Settlement will be based on the official U.S. tariff rate as published or announced by the relevant authorities (for example U.S. Trade Representative proclamations, Federal Register notices, and U.S. Customs and Border Protection implementation guidance); consult the market’s contract specification for the precise source used for settlement.
On the U.S. side the primary actors are the U.S. Trade Representative, the White House (presidential proclamations), Department of Commerce actions, and U.S. Customs for implementation; on the EU side the European Commission and member states can influence negotiations and retaliatory measures, but the applied U.S. rate is set by U.S. authorities.
The market’s contract specification defines which tariff metric and product scope determine settlement; if multiple rates apply by product category, the contract typically specifies a single applied-rate measure or mapping to outcome buckets—check the event’s rules for how product-level variation is resolved.

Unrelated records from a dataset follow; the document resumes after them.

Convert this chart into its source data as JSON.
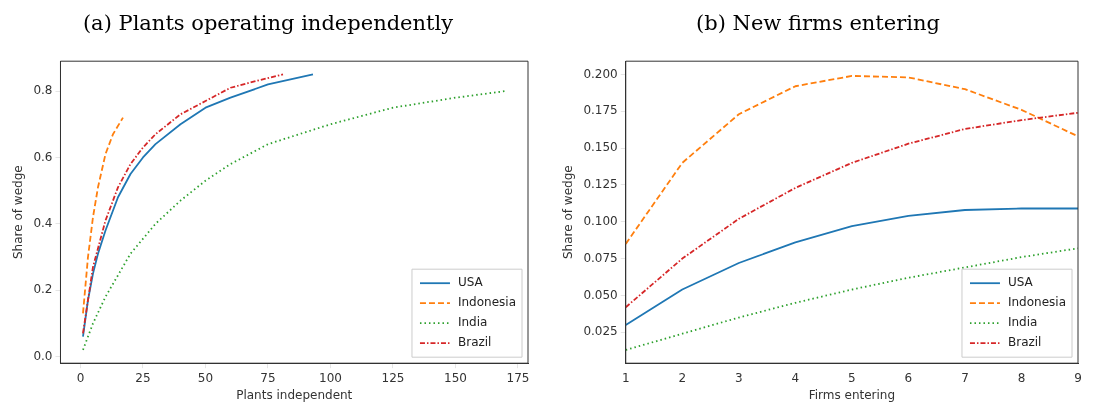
{
  "chart_data": [
    {
      "type": "line",
      "title": "(a) Plants operating independently",
      "xlabel": "Plants independent",
      "ylabel": "Share of wedge",
      "xlim": [
        -8,
        179
      ],
      "xticks": [
        0,
        25,
        50,
        75,
        100,
        125,
        150,
        175
      ],
      "ylim": [
        -0.02,
        0.89
      ],
      "yticks": [
        {
          "value": 0,
          "label": "0.0"
        },
        {
          "value": 0.2,
          "label": "0.2"
        },
        {
          "value": 0.4,
          "label": "0.4"
        },
        {
          "value": 0.6,
          "label": "0.6"
        },
        {
          "value": 0.8,
          "label": "0.8"
        }
      ],
      "grid": false,
      "legend": "bottom right",
      "marker": "none",
      "series": [
        {
          "name": "USA",
          "color": "#1f77b4",
          "line_style": "solid",
          "x": [
            1,
            3,
            5,
            7,
            10,
            15,
            20,
            25,
            30,
            40,
            50,
            60,
            75,
            93
          ],
          "values": [
            0.06,
            0.17,
            0.25,
            0.31,
            0.38,
            0.48,
            0.55,
            0.6,
            0.64,
            0.7,
            0.75,
            0.78,
            0.82,
            0.85
          ]
        },
        {
          "name": "Indonesia",
          "color": "#ff7f0e",
          "line_style": "dashed",
          "x": [
            1,
            3,
            5,
            7,
            10,
            13,
            17
          ],
          "values": [
            0.13,
            0.3,
            0.42,
            0.51,
            0.61,
            0.67,
            0.72
          ]
        },
        {
          "name": "India",
          "color": "#2ca02c",
          "line_style": "dotted",
          "x": [
            1,
            5,
            10,
            20,
            30,
            40,
            50,
            60,
            75,
            100,
            125,
            150,
            170
          ],
          "values": [
            0.02,
            0.1,
            0.18,
            0.31,
            0.4,
            0.47,
            0.53,
            0.58,
            0.64,
            0.7,
            0.75,
            0.78,
            0.8
          ]
        },
        {
          "name": "Brazil",
          "color": "#d62728",
          "line_style": "dashdot",
          "x": [
            1,
            5,
            10,
            15,
            20,
            25,
            30,
            40,
            50,
            60,
            70,
            81
          ],
          "values": [
            0.07,
            0.27,
            0.41,
            0.51,
            0.58,
            0.63,
            0.67,
            0.73,
            0.77,
            0.81,
            0.83,
            0.85
          ]
        }
      ]
    },
    {
      "type": "line",
      "title": "(b) New firms entering",
      "xlabel": "Firms entering",
      "ylabel": "Share of wedge",
      "categories": [
        "1",
        "2",
        "3",
        "4",
        "5",
        "6",
        "7",
        "8",
        "9"
      ],
      "ylim": [
        0.004,
        0.209
      ],
      "yticks": [
        {
          "value": 0.025,
          "label": "0.025"
        },
        {
          "value": 0.05,
          "label": "0.050"
        },
        {
          "value": 0.075,
          "label": "0.075"
        },
        {
          "value": 0.1,
          "label": "0.100"
        },
        {
          "value": 0.125,
          "label": "0.125"
        },
        {
          "value": 0.15,
          "label": "0.150"
        },
        {
          "value": 0.175,
          "label": "0.175"
        },
        {
          "value": 0.2,
          "label": "0.200"
        }
      ],
      "grid": false,
      "legend": "bottom right",
      "marker": "none",
      "series": [
        {
          "name": "USA",
          "color": "#1f77b4",
          "line_style": "solid",
          "values": [
            0.03,
            0.054,
            0.072,
            0.086,
            0.097,
            0.104,
            0.108,
            0.109,
            0.109
          ]
        },
        {
          "name": "Indonesia",
          "color": "#ff7f0e",
          "line_style": "dashed",
          "values": [
            0.085,
            0.14,
            0.173,
            0.192,
            0.199,
            0.198,
            0.19,
            0.176,
            0.158
          ]
        },
        {
          "name": "India",
          "color": "#2ca02c",
          "line_style": "dotted",
          "values": [
            0.013,
            0.024,
            0.035,
            0.045,
            0.054,
            0.062,
            0.069,
            0.076,
            0.082
          ]
        },
        {
          "name": "Brazil",
          "color": "#d62728",
          "line_style": "dashdot",
          "values": [
            0.042,
            0.075,
            0.102,
            0.123,
            0.14,
            0.153,
            0.163,
            0.169,
            0.174
          ]
        }
      ]
    }
  ]
}
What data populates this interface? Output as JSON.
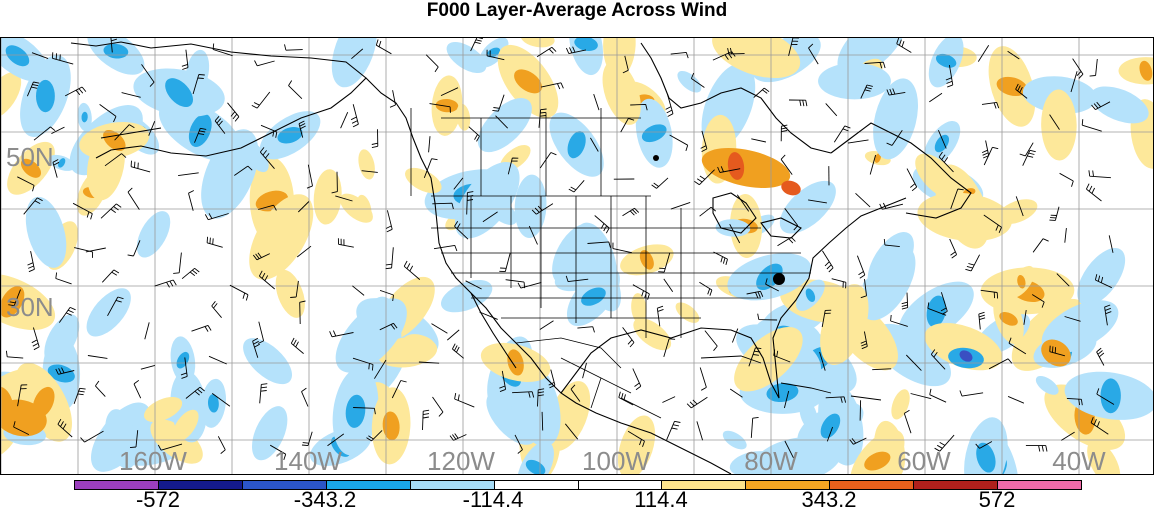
{
  "title": "F000 Layer-Average Across Wind",
  "map": {
    "lat_labels": [
      "50N",
      "30N"
    ],
    "lon_labels": [
      "160W",
      "140W",
      "120W",
      "100W",
      "80W",
      "60W",
      "40W"
    ]
  },
  "colorbar": {
    "labels": [
      "-572",
      "-343.2",
      "-114.4",
      "114.4",
      "343.2",
      "572"
    ],
    "colors": [
      "#9b3fbd",
      "#141a8c",
      "#2b55c8",
      "#1aa6e8",
      "#a6dcf7",
      "#ffffff",
      "#ffffff",
      "#fde38c",
      "#f5a623",
      "#e8601c",
      "#b0201c",
      "#f06aa8"
    ]
  },
  "colors": {
    "grid": "#9a9a9a",
    "coast": "#000000",
    "light_blue": "#b5e2fb",
    "blue": "#29a9e6",
    "dark_blue": "#3a4fc2",
    "light_yellow": "#fde89a",
    "orange": "#f0a020",
    "red": "#e55a1e"
  }
}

Watch official channels for announcements (USTR press releases, Federal Register postings, Customs notices), statements from the White House and EU Commission, progress in any bilateral talks, and legal developments such as WTO determinations or domestic rulemaking that would necessitate a proclamation or notice before July 1.
Historically changes have followed outcomes of WTO disputes, bilateral negotiation agreements, or unilateral U.S. trade measures; implementation usually requires formal action (e.g., presidential proclamation or USTR notice) and subsequent customs guidance to apply the new rates at the border.